Compost the Leaves of Summer



Ozarks Gardening
Copyright Jim Long, Oct 31, 2010

The Leaves of Summer

I’m sure leaf raking is great exercise and I’m sure I could benefit from more of it. The fact is, I really don’t like raking leaves and so I look for ways to not have to do it. I use a leaf blower when the leaves are newly fallen and still dry. If a stiff wind is blowing, all the better, hustling the leaves off down the hill. But more likely that would-be welcome wind blows the leaves right back again.

We have a lot of trees in the lawn. Several oaks, a couple of hickories, a silver maple, 2 native hard maples, several dogwoods, redbuds and assorted pine and cedar trees. When fall comes, there are enough leaves to fill a large dump truck, two or three times.

I used to rake the leaves into piles, haul some away on tarps and burn the rest in the driveway. But that meant a lot of raking, piling, tugging and emptying, not to mention piles of ashes and burnt gravel from the fires. Now I use the leaf blower to get the piles of leaves away from the buildings and into windrows. Then I use the riding lawn mower to chop them over and over into mulch. I start when the leaves begin to fall and repeat the operation several times over a few weeks until I’ve chopped up all the leaves from the now-bare trees.

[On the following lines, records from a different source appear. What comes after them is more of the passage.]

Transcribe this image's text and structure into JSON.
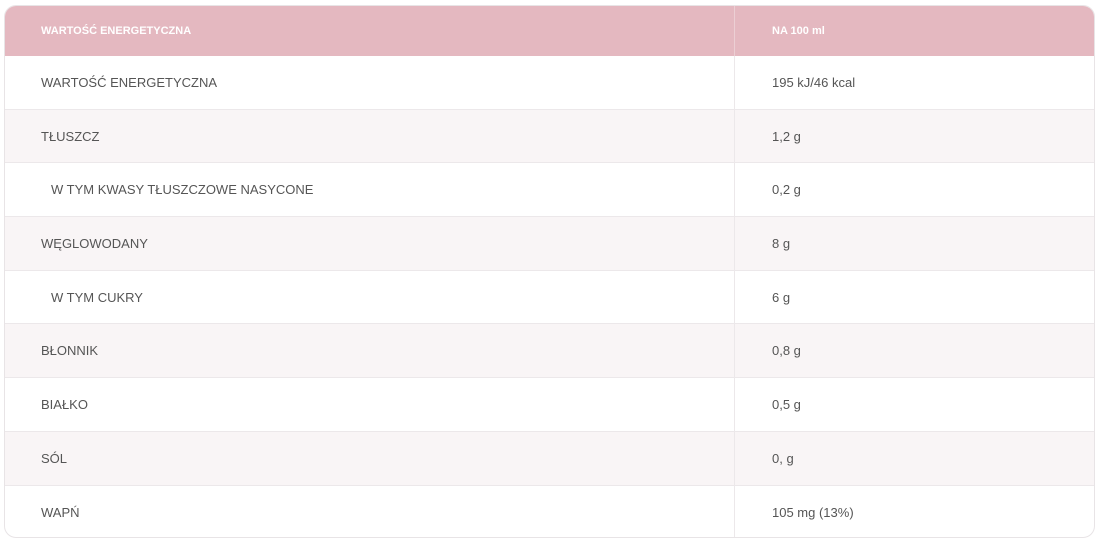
{
  "table": {
    "header": {
      "name": "WARTOŚĆ ENERGETYCZNA",
      "value": "NA 100 ml"
    },
    "rows": [
      {
        "name": "WARTOŚĆ ENERGETYCZNA",
        "value": "195 kJ/46 kcal"
      },
      {
        "name": "TŁUSZCZ",
        "value": "1,2 g"
      },
      {
        "name": "W TYM KWASY TŁUSZCZOWE NASYCONE",
        "value": "0,2 g"
      },
      {
        "name": "WĘGLOWODANY",
        "value": "8 g"
      },
      {
        "name": "W TYM CUKRY",
        "value": "6 g"
      },
      {
        "name": "BŁONNIK",
        "value": "0,8 g"
      },
      {
        "name": "BIAŁKO",
        "value": "0,5 g"
      },
      {
        "name": "SÓL",
        "value": "0, g"
      },
      {
        "name": "WAPŃ",
        "value": "105 mg (13%)"
      }
    ]
  },
  "colors": {
    "header_bg": "#e4b8c0",
    "alt_row_bg": "#f9f5f6",
    "text": "#555555"
  }
}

But the next part of my little operation is the best. I rake the chopped up mulch into plastic garden carriers and take them to the compost pile. Once the leaves have been chopped into smaller pieces, even the big, leathery oak leaves will compost. I mix the chopped up leaves into the compost pile, along with some grass clippings and a bit of chicken manure from the barn. I turn over some of the older compost on the far end of the compost pit, then I leave it for winter. By next spring I’ll have compost that I can add to my garden soil. And I’ll feel like I’ve accomplished something beyond just getting rid of the leaves.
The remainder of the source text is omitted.